At this point, it should be noted that Hitler executed his infamous ‘Bullet Decree’ (Kugel Erlass) by which all recaptured prisoners were to be shot as political, as opposed to military, enemies of the Third Reich. By this time, Bill fell under that decree. He also fell under Hilter’s personal Commando Order that ordered all captured Commandos, paratroops and Special Forces soldiers were to be shot immediately after interrogation. The German High Command had already defined Operation JUBILEE as a Commando Raid.

It is believed Lieutenant William Anderson Millar was executed by SS at Mauthausen. His body would have been cremated and his ashes dumped into a mass grave. The Germans who committed this offence were later and convicted of the War Crime of the murder of Allied Prisoners of War, including that of Bill Millar. He is commemorated at Brookwood Military Cemetery in England.

MiD or MC?

Members of the 7th Field Company who witnessed Lt Millar's actions on the beach have stated his leadership, defence and care of the wounded and dying was performed under the most extreme combat conditions.
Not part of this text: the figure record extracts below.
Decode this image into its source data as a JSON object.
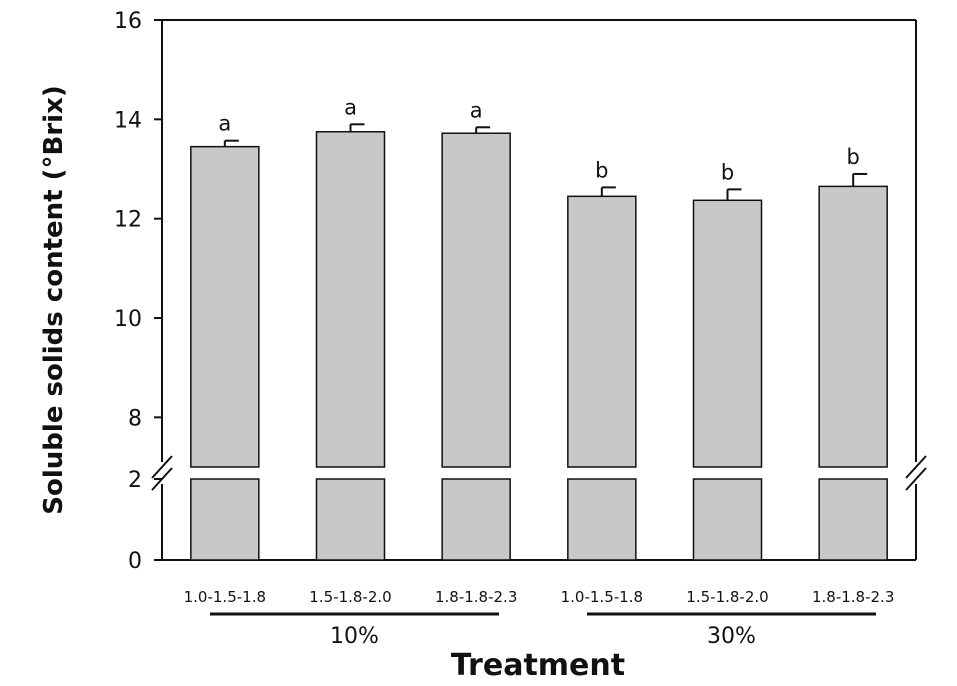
{
  "chart_data": {
    "type": "bar",
    "categories": [
      "1.0-1.5-1.8",
      "1.5-1.8-2.0",
      "1.8-1.8-2.3",
      "1.0-1.5-1.8",
      "1.5-1.8-2.0",
      "1.8-1.8-2.3"
    ],
    "values": [
      13.45,
      13.75,
      13.72,
      12.45,
      12.37,
      12.65
    ],
    "errors": [
      0.12,
      0.15,
      0.12,
      0.18,
      0.22,
      0.25
    ],
    "letters": [
      "a",
      "a",
      "a",
      "b",
      "b",
      "b"
    ],
    "groups": [
      {
        "label": "10%",
        "categories": [
          0,
          1,
          2
        ]
      },
      {
        "label": "30%",
        "categories": [
          3,
          4,
          5
        ]
      }
    ],
    "xlabel": "Treatment",
    "ylabel": "Soluble solids content (°Brix)",
    "axis_break": {
      "lower_range": [
        0,
        2
      ],
      "upper_range": [
        7,
        16
      ]
    },
    "lower_ticks": [
      {
        "value": 0,
        "label": "0"
      },
      {
        "value": 2,
        "label": "2"
      }
    ],
    "upper_ticks": [
      {
        "value": 8,
        "label": "8"
      },
      {
        "value": 10,
        "label": "10"
      },
      {
        "value": 12,
        "label": "12"
      },
      {
        "value": 14,
        "label": "14"
      },
      {
        "value": 16,
        "label": "16"
      }
    ],
    "bar_color": "#c8c8c8",
    "grid": false
  }
}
They conclude that had superior officers witnessed his true conduct and exemplary leadership, and had reports of his actions been fully and properly reported, a Military Cross would most definitely been awarded. His conduct while a prisoner also attests to his courage and leadership. While in captivity, he fostered a healthy escape attitude among his fellow prisoners. His outstanding conduct as an officer making repeated escape attempts tied up scarce German resources. While at Colditz Castle, it is said he encouraged other prisoners to record their PoW experiences so they could be shared after the war. He was the last prisoner to escape from Colditz and was recognised by the Colditz Society as being an incredible feat of daring and skill.

Another RCE officer, wounded and captured at Dieppe and imprisoned along with Millar, Lt John Edward Rogers Wood, MC of HQ 2nd Division Engineers, collected and edited these accounts after the war and had them published as DETOUR-The Story of OFLAG IVC in 1946 with proceeds going to the International Red Cross. The book credits Lt Millar with a persistence in attempting escapes and being a model officer advocating, taking part in and leading escape planning, including assisting in concept, design and underground excavation of the Eichstatt tunnel through which 68 POWs escaped.

Lt Millar was awarded a "Mention in Dispatches" (MiD) for his actions and leadership under extreme combat conditions on RED BEACH at Dieppe. Awarded posthumously on 15 June 1946, this recognition was originally submitted for a Military Cross, but that award was disallowed because it could not be awarded posthumously, as was the policy of the day. That proposed citation concluded with “…Among prisoners who had shown great determination, ingenuity, skill and daring in many and varied attempts to escape, there were few who could equal Lieutenant Millar's record of four successful breaks in a period of seventeen months, and none who surpassed him in determination and daring. Such extraordinary resolution and courage are deserving of the highest commendation.”